Fresh CUDA and LuxCUDA error ERROR: could not load symbol "cublasLtMatmulDescCreate":

From Lux polynomial fitting tutorial I get during the training step

ERROR: could not load symbol "cublasLtMatmulDescCreate":
The specified procedure could not be found.

I did the Cuda.test() and got errors

core/nvml                                     (3) |         failed 
versioninfo()
Julia Version 1.10.3
Commit 0b4590a550 (2024-04-30 10:59 UTC)
Build Info:
  Official https://julialang.org/ release
Platform Info:
  OS: Windows (x86_64-w64-mingw32)
  CPU: 28 × 13th Gen Intel(R) Core(TM) i7-13850HX
  WORD_SIZE: 64
  LIBM: libopenlibm
  LLVM: libLLVM-15.0.7 (ORCJIT, goldmont)
Threads: 10 default, 0 interactive, 5 GC (on 28 virtual cores)
Environment:
  JULIA_EDITOR = code
  JULIA_NUM_THREADS = 10
CUDA.versioninfo()
CUDA runtime 12.4, artifact installation
CUDA driver 12.2
NVIDIA driver 538.27.0

CUDA libraries:
- CUBLAS: 12.4.5
- CURAND: 10.3.5
- CUFFT: 11.2.1
- CUSOLVER: 11.6.1
- CUSPARSE: 12.3.1
- CUPTI: 22.0.0
- NVML: 12.0.0+538.27

Julia packages:
- CUDA: 5.3.4
- CUDA_Driver_jll: 0.8.1+0
- CUDA_Runtime_jll: 0.12.1+0

Toolchain:
- Julia: 1.10.3
- LLVM: 15.0.7

1 device:
  0: NVIDIA RTX 3500 Ada Generation Laptop GPU (sm_89, 10.931 GiB / 11.994 GiB available)

Should I specify some path to cublasLtMatmulDescCreate if yes where should it be?

@maleadt CuBLASLt should be present in all the new CUDA versions, right?

Yeah, but we seem to be ccalling libcublas instead of libcublasLt. Can you open an issue?

Thanks for looking into it.

Note that this seems to be a Windows only issue since it works on my WSL (however GPU is much slower than CPU while training, even large models where the GPU cost should be negligible).

can you set CUDA.allowscalar(false) and check if any of the dispatches are hitting generic kernels?

I tested in both Windows and WSL (not sure which you were referring to)
It does produce the same error on Windows and does not change the timing in WSL.

My bad for WSL seems indeed faster with GPU when adding layers.

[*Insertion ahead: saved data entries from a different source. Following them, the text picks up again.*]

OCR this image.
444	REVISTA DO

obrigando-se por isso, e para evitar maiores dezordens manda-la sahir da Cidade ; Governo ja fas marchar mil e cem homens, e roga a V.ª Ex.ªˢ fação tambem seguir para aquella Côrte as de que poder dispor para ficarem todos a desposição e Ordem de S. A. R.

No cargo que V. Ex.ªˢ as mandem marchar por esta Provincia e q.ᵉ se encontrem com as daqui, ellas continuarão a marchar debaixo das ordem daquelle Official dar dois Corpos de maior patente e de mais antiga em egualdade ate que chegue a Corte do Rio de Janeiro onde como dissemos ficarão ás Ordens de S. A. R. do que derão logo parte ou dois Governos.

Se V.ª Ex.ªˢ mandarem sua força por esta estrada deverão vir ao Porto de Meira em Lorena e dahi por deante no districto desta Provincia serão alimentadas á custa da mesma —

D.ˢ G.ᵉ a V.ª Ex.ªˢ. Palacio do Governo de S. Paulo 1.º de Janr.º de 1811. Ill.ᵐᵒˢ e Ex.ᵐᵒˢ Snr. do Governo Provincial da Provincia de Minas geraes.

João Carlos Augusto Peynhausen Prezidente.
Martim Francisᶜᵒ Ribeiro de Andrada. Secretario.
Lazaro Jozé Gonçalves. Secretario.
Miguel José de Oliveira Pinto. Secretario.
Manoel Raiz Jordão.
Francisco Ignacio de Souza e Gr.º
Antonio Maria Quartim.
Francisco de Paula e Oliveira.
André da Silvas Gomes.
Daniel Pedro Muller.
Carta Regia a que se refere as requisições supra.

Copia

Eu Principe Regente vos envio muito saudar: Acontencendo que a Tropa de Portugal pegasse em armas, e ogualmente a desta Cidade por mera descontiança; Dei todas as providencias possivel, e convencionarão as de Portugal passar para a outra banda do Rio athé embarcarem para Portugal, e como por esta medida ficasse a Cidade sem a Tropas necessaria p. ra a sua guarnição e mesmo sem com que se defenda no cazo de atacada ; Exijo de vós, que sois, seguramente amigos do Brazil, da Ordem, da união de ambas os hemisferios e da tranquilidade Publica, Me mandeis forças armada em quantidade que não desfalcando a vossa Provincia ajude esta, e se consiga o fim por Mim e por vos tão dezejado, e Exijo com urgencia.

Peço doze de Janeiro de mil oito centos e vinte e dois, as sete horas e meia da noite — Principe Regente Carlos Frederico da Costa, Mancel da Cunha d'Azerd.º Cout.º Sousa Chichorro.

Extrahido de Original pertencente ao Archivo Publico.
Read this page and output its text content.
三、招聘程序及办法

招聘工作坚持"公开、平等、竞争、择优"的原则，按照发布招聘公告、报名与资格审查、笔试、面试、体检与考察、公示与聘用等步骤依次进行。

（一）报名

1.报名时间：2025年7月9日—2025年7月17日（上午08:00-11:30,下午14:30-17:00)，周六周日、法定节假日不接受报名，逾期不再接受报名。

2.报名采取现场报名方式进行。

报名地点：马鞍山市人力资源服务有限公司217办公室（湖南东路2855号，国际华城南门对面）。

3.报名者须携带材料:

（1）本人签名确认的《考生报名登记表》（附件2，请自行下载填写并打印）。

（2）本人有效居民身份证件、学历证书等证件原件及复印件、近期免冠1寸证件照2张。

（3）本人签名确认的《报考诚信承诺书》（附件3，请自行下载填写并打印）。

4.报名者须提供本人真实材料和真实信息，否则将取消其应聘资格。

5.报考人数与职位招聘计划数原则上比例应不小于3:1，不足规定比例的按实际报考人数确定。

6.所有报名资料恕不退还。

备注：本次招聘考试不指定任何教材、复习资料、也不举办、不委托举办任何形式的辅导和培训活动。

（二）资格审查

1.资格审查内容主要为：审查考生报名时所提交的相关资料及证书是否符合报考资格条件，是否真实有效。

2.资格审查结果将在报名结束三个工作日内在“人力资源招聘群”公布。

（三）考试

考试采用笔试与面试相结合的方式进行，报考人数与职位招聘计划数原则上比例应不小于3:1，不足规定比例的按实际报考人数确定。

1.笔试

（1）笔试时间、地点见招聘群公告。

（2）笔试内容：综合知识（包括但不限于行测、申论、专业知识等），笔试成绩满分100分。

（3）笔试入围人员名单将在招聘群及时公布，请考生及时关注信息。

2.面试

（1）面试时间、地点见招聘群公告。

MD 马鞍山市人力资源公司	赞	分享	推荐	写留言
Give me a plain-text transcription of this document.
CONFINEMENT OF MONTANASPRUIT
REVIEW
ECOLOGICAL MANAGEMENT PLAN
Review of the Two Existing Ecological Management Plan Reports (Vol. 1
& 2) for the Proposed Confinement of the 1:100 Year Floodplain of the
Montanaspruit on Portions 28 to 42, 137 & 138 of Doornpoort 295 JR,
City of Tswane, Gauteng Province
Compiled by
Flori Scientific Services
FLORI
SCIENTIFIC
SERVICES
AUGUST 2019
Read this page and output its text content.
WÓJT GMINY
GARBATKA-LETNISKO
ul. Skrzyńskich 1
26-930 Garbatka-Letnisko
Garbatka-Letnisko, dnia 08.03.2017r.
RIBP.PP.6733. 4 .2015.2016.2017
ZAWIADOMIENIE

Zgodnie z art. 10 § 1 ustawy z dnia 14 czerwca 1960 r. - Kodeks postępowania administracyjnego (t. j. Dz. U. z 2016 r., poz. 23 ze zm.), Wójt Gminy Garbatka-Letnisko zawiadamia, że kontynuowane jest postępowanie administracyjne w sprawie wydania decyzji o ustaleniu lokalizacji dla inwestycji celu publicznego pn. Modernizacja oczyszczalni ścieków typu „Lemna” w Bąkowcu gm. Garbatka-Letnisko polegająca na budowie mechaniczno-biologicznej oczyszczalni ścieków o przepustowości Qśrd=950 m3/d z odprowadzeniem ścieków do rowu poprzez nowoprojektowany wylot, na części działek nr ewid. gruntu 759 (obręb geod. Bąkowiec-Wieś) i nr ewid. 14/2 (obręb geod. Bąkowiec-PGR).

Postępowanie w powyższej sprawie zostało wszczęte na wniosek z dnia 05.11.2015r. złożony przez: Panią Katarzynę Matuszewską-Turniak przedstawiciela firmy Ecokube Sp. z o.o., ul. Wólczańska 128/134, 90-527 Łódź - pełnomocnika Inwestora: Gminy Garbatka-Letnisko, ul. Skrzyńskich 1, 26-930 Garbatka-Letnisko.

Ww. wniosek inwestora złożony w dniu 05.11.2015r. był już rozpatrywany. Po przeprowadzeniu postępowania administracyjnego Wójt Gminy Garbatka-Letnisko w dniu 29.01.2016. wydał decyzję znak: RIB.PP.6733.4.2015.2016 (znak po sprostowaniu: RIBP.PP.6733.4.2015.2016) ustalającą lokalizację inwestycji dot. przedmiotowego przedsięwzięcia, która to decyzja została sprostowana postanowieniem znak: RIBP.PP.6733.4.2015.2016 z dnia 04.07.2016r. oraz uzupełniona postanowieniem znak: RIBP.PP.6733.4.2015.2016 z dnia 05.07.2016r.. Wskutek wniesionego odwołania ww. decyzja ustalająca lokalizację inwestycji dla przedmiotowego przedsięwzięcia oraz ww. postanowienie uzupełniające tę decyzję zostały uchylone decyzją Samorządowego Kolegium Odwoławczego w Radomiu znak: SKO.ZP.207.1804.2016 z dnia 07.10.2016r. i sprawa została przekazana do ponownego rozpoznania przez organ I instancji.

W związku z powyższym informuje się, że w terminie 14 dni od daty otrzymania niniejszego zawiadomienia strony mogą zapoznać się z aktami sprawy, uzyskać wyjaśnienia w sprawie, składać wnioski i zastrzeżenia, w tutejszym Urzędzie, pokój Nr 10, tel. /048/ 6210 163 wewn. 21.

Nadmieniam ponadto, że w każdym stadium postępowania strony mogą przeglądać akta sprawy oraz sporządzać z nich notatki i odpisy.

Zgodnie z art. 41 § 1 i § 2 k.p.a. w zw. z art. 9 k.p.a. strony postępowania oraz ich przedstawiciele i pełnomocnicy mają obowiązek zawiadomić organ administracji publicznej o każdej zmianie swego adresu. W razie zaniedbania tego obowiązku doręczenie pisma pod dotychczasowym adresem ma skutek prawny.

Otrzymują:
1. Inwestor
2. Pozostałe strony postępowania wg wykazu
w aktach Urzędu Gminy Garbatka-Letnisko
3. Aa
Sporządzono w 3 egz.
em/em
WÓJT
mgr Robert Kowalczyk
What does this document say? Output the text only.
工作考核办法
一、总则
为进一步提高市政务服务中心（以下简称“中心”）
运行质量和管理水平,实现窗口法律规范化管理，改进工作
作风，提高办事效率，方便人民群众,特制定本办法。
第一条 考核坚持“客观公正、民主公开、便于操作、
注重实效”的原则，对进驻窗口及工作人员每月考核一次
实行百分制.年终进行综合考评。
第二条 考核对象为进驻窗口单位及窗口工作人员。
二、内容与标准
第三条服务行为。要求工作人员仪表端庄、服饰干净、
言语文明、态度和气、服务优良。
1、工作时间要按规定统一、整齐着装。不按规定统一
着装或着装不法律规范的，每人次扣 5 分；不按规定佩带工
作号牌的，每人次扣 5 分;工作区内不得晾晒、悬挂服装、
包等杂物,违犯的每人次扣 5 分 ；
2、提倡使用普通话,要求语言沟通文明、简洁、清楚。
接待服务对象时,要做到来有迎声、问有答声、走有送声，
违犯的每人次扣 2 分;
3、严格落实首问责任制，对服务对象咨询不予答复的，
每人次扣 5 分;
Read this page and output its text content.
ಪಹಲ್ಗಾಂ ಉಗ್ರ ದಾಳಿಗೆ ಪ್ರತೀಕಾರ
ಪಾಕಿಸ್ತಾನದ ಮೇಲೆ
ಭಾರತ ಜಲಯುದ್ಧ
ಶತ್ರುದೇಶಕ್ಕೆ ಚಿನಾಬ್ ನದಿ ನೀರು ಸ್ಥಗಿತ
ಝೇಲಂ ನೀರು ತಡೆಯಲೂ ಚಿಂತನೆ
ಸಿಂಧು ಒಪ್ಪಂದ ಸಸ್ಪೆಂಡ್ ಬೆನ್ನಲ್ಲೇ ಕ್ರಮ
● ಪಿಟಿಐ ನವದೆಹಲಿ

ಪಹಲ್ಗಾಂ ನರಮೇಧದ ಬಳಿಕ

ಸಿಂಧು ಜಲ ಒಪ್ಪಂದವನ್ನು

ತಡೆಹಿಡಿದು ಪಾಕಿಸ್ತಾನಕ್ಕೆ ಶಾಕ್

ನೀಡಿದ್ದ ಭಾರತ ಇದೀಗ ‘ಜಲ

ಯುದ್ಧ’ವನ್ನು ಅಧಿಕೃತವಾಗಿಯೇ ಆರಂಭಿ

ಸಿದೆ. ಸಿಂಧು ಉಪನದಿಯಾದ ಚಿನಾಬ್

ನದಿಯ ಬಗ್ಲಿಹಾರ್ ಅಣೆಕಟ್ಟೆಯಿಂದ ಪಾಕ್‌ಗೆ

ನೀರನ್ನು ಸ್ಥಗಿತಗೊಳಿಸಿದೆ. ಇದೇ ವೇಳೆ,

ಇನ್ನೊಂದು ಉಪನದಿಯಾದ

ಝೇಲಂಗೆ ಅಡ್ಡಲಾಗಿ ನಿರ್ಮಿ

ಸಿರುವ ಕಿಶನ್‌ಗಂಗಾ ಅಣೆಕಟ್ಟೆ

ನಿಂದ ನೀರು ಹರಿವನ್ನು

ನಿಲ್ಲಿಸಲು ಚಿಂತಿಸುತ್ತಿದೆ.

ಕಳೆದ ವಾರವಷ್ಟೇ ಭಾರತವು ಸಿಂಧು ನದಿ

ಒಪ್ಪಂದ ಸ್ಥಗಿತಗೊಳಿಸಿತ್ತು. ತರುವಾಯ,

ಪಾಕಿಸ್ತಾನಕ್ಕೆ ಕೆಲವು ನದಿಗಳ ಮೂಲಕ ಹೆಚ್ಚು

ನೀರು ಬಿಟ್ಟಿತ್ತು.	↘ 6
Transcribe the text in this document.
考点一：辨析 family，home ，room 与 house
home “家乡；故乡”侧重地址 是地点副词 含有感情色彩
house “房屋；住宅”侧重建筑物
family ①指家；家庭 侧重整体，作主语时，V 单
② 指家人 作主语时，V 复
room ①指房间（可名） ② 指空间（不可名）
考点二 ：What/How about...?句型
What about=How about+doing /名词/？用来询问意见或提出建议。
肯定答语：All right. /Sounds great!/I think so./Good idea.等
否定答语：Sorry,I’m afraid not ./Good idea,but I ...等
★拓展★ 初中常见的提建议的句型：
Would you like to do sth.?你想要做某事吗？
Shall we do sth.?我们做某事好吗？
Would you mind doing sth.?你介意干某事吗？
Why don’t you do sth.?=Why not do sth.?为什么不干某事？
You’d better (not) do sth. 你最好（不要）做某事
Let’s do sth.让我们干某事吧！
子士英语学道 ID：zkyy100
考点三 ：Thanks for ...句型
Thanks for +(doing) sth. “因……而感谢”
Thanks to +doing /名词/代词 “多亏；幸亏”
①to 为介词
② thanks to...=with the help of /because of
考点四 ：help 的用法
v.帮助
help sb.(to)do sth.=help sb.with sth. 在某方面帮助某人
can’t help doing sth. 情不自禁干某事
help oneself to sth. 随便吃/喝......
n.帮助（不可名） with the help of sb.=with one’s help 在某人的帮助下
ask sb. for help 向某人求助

Now while precompiling (on Windows) I got this warning

│  ┌ Warning: cuBLASLt is not functional on this system. We won't be able to use optimized implementations of certain matmul operations.

Yes, we try to detect if the current cuBLASLt setting works for the given system, and if it doesn’t, we just use cuBLAS.

I got the same error using the LuxCUDA.jl package on Windows for a tutorial on NeuralODEs. It occurred just when I try to solve the problem on the GPU.

What’s the reason for that? CUBLASLt should work fine on Windows.

It is this error:

ERROR: could not load symbol "cublasLtMatmulDescCreate":
The specified procedure could not be found.

It is probably stemming from the ccall into libcublas instead of libcublaslt (the problem you mentioned). I added a check in __init__() to verify if a simple matmul works via cuBLASLt and if not, don’t try to use that at runtime.

Are you getting the error on the latest releases? Or are you simply getting a warning, in which case you should ignore it?

I think I was getting that on the latest releases. I remember that it was not just a warning, the operations on the GPU did not work.

This should be fixed on the latest version of CUDA.jl.